In 2005 Al was diagnosed with stage 4 COPD, with a 30% lung capacity and an approximate 4-year life expectancy. Lama Sing told Al that, in spite of the diagnosis of emphysema, this was not the case, and gave Al a regimen of suggestions. Al did remarkably well until 2017. As with most who have utmost faith, he applied all he knew to do to the best of his ability, yet while he defied all odds, he did not cure himself of this disease. It has been given many times by Lama Sing that dis-ease of any sort is always a choice. What is often not understood is that some choices are not infrequently made prior to incarnation for any variety of reasons. If and when those reasons have been fulfilled or even set aside, that one can choose to be released from the opportunity of the burden chosen.
It was not until several years into it that Al was tested and discovered to be “Alpha-1”. Remarkably, no pulmonologist ever suggested the treatment for Alpha-1, which is a replacement for the deficiency, and neither did Lama Sing volunteer it since that goes against Universal Law. Until May 2017, Al and Susan were unaware that a treatment for Alpha-1 even existed.

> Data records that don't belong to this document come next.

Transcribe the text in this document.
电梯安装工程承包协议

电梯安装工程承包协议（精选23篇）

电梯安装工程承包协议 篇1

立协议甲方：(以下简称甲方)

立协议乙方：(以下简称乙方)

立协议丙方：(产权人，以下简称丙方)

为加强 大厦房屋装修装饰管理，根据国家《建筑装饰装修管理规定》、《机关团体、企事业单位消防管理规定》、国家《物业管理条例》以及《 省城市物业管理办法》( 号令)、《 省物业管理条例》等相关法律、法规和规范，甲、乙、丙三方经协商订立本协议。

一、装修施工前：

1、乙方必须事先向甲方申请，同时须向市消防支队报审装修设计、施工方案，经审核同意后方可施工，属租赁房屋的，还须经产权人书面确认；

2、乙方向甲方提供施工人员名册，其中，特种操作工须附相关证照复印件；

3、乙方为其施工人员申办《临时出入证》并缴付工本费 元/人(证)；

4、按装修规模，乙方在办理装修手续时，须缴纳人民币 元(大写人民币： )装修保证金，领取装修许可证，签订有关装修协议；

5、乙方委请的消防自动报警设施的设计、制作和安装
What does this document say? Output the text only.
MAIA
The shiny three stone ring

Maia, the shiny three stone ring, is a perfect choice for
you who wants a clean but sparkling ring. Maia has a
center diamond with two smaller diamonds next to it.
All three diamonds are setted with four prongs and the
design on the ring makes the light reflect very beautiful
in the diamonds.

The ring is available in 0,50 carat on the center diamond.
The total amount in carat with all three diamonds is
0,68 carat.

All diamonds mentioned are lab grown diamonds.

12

Given all this, the conclusion Al came to was that the purpose for this remained. He continued to live in peace and joy, dedicated to God and to the “Return.”
Al spent his final two years under the wonderful care of Hope Hospice.
Information on Alpha-1
What is Alpha-1?
Alpha-1 Antitrypsin Deficiency (Alpha-1) is a genetic (inherited) condition – it is passed from parents to their children through their genes. Alpha-1 may result in serious lung disease in adults and/or liver disease at any age.
Lung Disease
Alpha-1 Antitrypsin Deficiency (Alpha-1) is a genetic condition passed from parents to their children through their genes. Because Alpha-1 is genetic, Alpha-1 lung disease is commonly called “genetic COPD.”
Treatment
The specific treatment of Alpha-1-related lung disease is augmentation therapy, also called replacement therapy, the use of alpha-1 antitrypsin protein (AAT) from the blood plasma of healthy donors. The therapy is administered by a weekly intravenous infusion and, for now, is considered lifelong.
Augmentation therapy has been shown to reduce the rate of decline of lung function, and improve survival. It cannot restore lost lung function and is not considered a cure. However, this therapy is currently the standard of care for Alphas with COPD.